Hari kedua di waktu pagi sebelum acara bersama dimulai, aku dan Faiz ngobrol-ngobrol dengan pekerja home-stay. Namanya Gozali dan Daud. Ternyata mereka adalah bersaudara sepupu. Gozali adalah pekerja tetap home-stay yang bertugas secara keseluruhan menjaga home-stay serta merawatnya.
Dia juga menjadi ujung tombak pelayanan home-saty. Pembayaran dan negosiasi sewa home-stay masih dipegang pemilik home-stay.
Namun ada pelayanan tambahan yang bisa diatur sendiri oleh Gozali seperti menyediakan makan pagi, pengaturan meja prasmanan makan bersama serta pelayanan pembuatan minuman.
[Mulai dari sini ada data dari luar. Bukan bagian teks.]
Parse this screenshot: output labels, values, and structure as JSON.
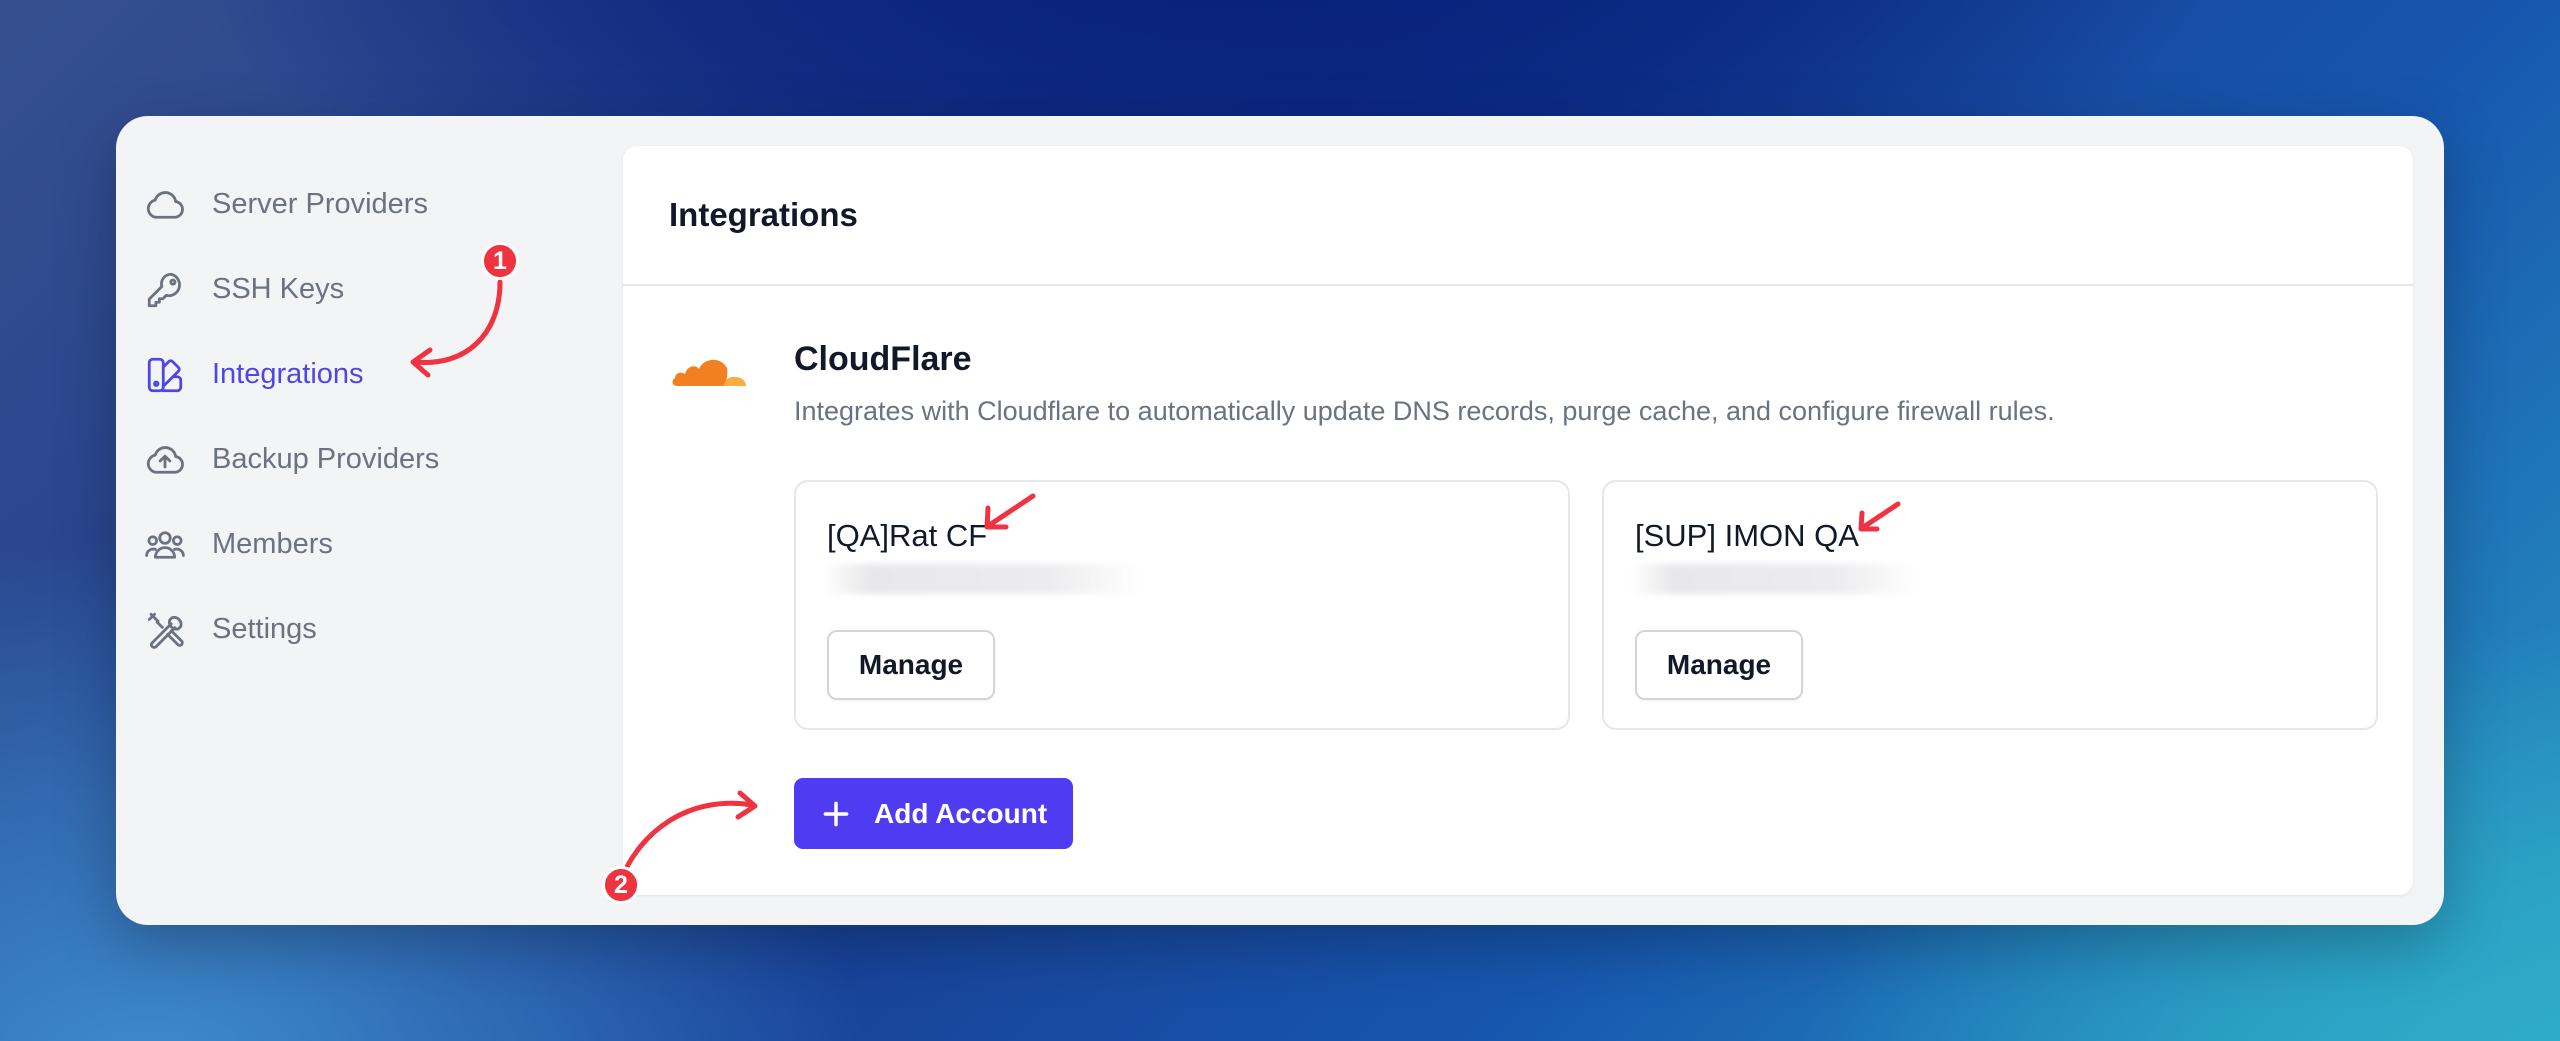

Biasanya untuk pekerjaan tambahan ini dia meminta Daud yang mengurusi. Daud mendapat penghasilan dari tip yang diberikan tamu akan pelayanan tambahan ini. Sementara Daud mendapat gaji tetap dari pemilik home-stay.
Ketika aku tanya berapa gajinya, Daud berkilah. Namun tips yang diberikan tamu buat Gozali biasanya berkisar Rp100-200 ribu untuk sehari semalam tergantung pelayanan yang diminta pelanggan.
Ketika kutanya apakah Daud sudah menikah, dia katakan kalau belum menikah. Ketika aku tanya kenapa belum menikah, dijawabnya bahwa belum siap. Aku tak bertanya lebih jauh lagi.
Sementara Gozali juga belum menikah. Mungkin lebih belum siap dibandingkan Daud yang sudah pekerja tetap. Gozali harus bekerja di berbagai tempat kalau tidak ada tamu yang membutuhkan pelayanan tambahan di home-stay itu. Dengan demikian pendapatannya lebih tidak pasti.
Namun aku melihat bahwa Gozali dan Daud lebih beruntung dibandingkan Faiz yang sampai saat ini masih belum mandiri. Untuk berada di keramaian saja, Faiz harus dalam pengawasan kami. Sementara Gozali dan Daud bisa mandiri bahkan bisa mencari uang sendiri.
Sampai sejauh ini, Faiz adalah anak manis manja di lingkungan keluarga. Dia menjadi penyemarak rumah. Dia berkontribusi dalam pekerjaan rumah tangga seperti mencuci pakaian, menyapu rumah dan mencuci piring. Faiz sebenarnya telah pernah sekolah tata boga. Namun, belum terlatih bekerja sendiri, selalu didampingi untuk memasak.
Aku pun mulai fokus menjadikan Faiz bekerja di rumah. Mungkin keterampilannya memasak perlu dilatih agi minimal untuk memasak buat semua penghuni rumah. Kalau ini berhasil, aku berencana menitipkan Faiz menjadi juru masak di home-stay milik keluargaku, dan Faiz tinggal di sana.
Namun, Sepertinya masih jauh dapat terealisasi, Faiz masih perlu banyak dilatih untuk mulai bisa mengurus diri sendiri, mulai urusan mandi, salat, ketertiban di rumah dan bisa tinggal jauh dari kami juga mempermahir lagi keterampilannya memasak.
Setelah makan siang, acara “family gathering” usai. Aku dan Faiz pulang ke rumah. Sesampai di rumah kukabarkan pada istriku bahwa Faiz ada kemajuan, tak perlu terlalu diawasi asal kita yakin semua orang di rumah itu mengawasi Faiz secara bersama-sama.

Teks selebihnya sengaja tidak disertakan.